Мне нужно было проверить, не врут ли мои уши, все-таки мне уже сорок восемь.
На вершине холма соленый воздух погладил мои щеки, словно оставив на них небрежный влажный поцелуй. С этого плато я видела все – море, далекие корабли, весь мир. Тень деревьев дарила отдых от сухого жаркого воздуха. Рукава прилипли к рукам. Пот струйками стекал от уха вниз по длинной шее.
– Эта земля… она прекрасна. Я куплю ее, Джозефи!
Он схватил сестру за руки и пустился в пляс. Недоставало лишь скрипки Полка, и здесь стало бы совсем чудесно. Если мне нельзя приобрести участок на берегу в Стабруке, я куплю его здесь.
– Готовь бумаги, Джозефи.
– Мы назовем ее «Розо», мама, в честь города, где вы с папой полюбили друг друга.

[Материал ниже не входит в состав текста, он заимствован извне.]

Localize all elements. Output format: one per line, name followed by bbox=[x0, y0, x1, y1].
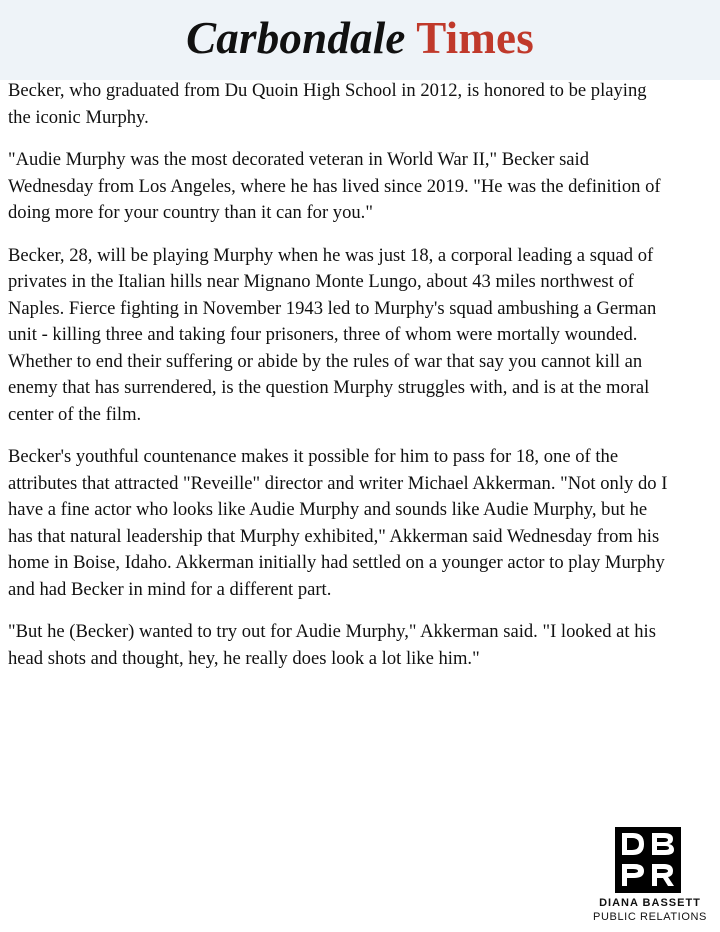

Сынок, мужчина с нежным сердцем.
– Не годится… – Я погладила свой нос, потом нос сына и Шарлотты. – Один друг рассказывал мне, что его па любит открытые пространства. Однажды я гуляла по такому саду в ночи. Назовем ее «Кенсингтон». Плантация Кенсингтон.
Шарлотта кивнула.
– Кенсингтон звучит неплохо, но можем ли мы себе ее позволить? Я знаю, ты тревожишься о делах Катарины и мистера Саймона.
Их положение стало ужасным. Они могли вот-вот потерять Ченс-холл. Я не знала, что делать. Только беспомощно наблюдала, как плантаторы – многие из друзей Келлса, некоторым я прислуживала когда-то в Обители, некоторые наняли моих экономок, – предъявляли векселя и взимали с Саймона огромные проценты.

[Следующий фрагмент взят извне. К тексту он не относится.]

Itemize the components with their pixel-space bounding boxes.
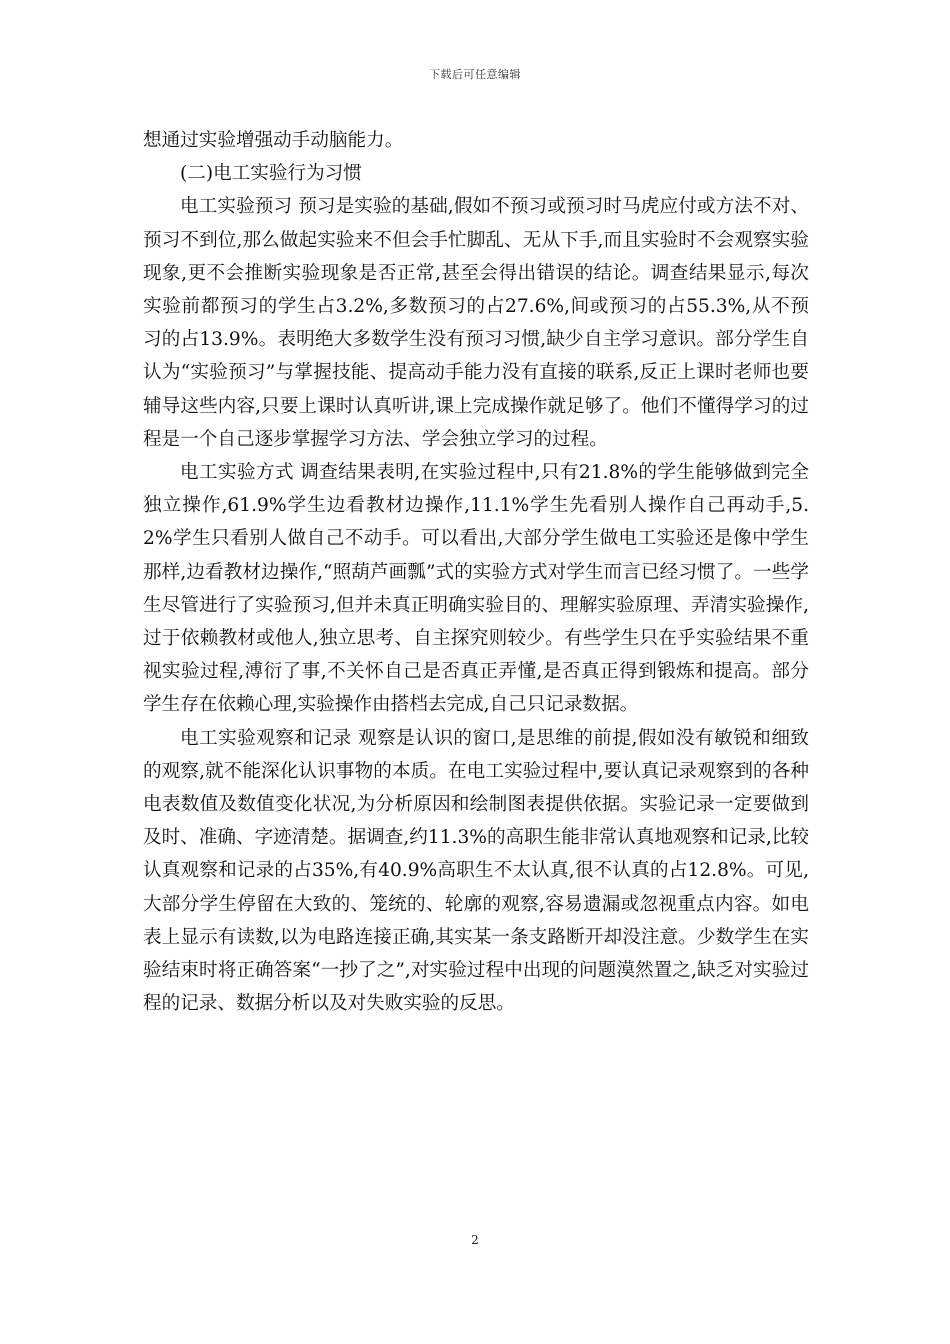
page-header: 下载后可任意编辑	[429, 68, 521, 81]
paragraph-method: 电工实验方式 调查结果表明,在实验过程中,只有21.8%的学生能够做到完全独立操作,61.9%学生边看教材边操作,11.1%学生先看别人操作自己再动手,5.2%学生只看别人做自己不动手。可以看出,大部分学生做电工实验还是像中学生那样,边看教材边操作,“照葫芦画瓢”式的实验方式对学生而言已经习惯了。一些学生尽管进行了实验预习,但并未真正明确实验目的、理解实验原理、弄清实验操作,过于依赖教材或他人,独立思考、自主探究则较少。有些学生只在乎实验结果不重视实验过程,溥衍了事,不关怀自己是否真正弄懂,是否真正得到锻炼和提高。部分学生存在依赖心理,实验操作由搭档去完成,自己只记录数据。	[143, 462, 809, 716]
paragraph-observation: 电工实验观察和记录 观察是认识的窗口,是思维的前提,假如没有敏锐和细致的观察,就不能深化认识事物的本质。在电工实验过程中,要认真记录观察到的各种电表数值及数值变化状况,为分析原因和绘制图表提供依据。实验记录一定要做到及时、准确、字迹清楚。据调查,约11.3%的高职生能非常认真地观察和记录,比较认真观察和记录的占35%,有40.9%高职生不太认真,很不认真的占12.8%。可见,大部分学生停留在大致的、笼统的、轮廓的观察,容易遗漏或忽视重点内容。如电表上显示有读数,以为电路连接正确,其实某一条支路断开却没注意。少数学生在实验结束时将正确答案“一抄了之”,对实验过程中出现的问题漠然置之,缺乏对实验过程的记录、数据分析以及对失败实验的反思。	[143, 727, 809, 1015]
page-number: 2	[471, 1233, 479, 1247]
document-body	[143, 124, 809, 1020]
section-heading: (二)电工实验行为习惯	[180, 163, 362, 185]
paragraph-preview: 电工实验预习 预习是实验的基础,假如不预习或预习时马虎应付或方法不对、预习不到位,那么做起实验来不但会手忙脚乱、无从下手,而且实验时不会观察实验现象,更不会推断实验现象是否正常,甚至会得出错误的结论。调查结果显示,每次实验前都预习的学生占3.2%,多数预习的占27.6%,间或预习的占55.3%,从不预习的占13.9%。表明绝大多数学生没有预习习惯,缺少自主学习意识。部分学生自认为“实验预习”与掌握技能、提高动手能力没有直接的联系,反正上课时老师也要辅导这些内容,只要上课时认真听讲,课上完成操作就足够了。他们不懂得学习的过程是一个自己逐步掌握学习方法、学会独立学习的过程。	[143, 196, 809, 450]
paragraph-continuation: 想通过实验增强动手动脑能力。	[143, 130, 404, 151]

Я втянула горячий воздух и выдохнула.
– Предоставьте мне и ее отцу решать, что делать с Катариной, но эта плантация, мой дорогой мальчик и моя отважная девочка, будет нашей.
Если бы понадобилось, я бы сдвинула планы относительно отеля. Дело тормозили не деньги, а рабочая сила. И плантаторы.
Сын спустился с холма.
– Помочу-ка ноги!
Шарлотта не шелохнулась.
– Ты точно хочешь, чтобы я помогала?
– Мои девочки так же умны, как мои мальчики. А ты, дорогая Шарлотта, знаешь, как управлять поместьем. Жан-Жозеф всегда тобой хвастался. Ты на это способна!
Она посмотрела вниз, словно земля могла разверзнуться и поглотить ее.
– А он гордился бы мной, узнав, что я сошлась с белым мужчиной? Он их ненавидел!
– Федон ненавидел зло, которое они причиняли, но любил тебя. Он хотел бы, чтобы ты была счастлива. Я видела, как Фуллартон с тобой обращается. – Я приподняла ее подбородок. – Как с сокровищем, с бесценной звездой.
– Он добр ко мне. Я хорошая жена, но деток у нас нет. Может, пустая утроба – это мое наказание.
Я обняла ее.
– Не сомневайся в себе. Не детьми измеряется твоя ценность. Они лишь добавляют счастья.
– Тебе легко говорить, мама. У тебя-то нас десять.
Нет, для меня это было нелегко. Я не могла сказать дочери, как сожалела о некоторых минутах, как послеродовая хандра украла мою радость.
Я стала напевать наш гимн.
Rop tú mo baile…
Я пела, прогоняя свои печали, и не умолкала, пока Шарлотта не подхватила песню.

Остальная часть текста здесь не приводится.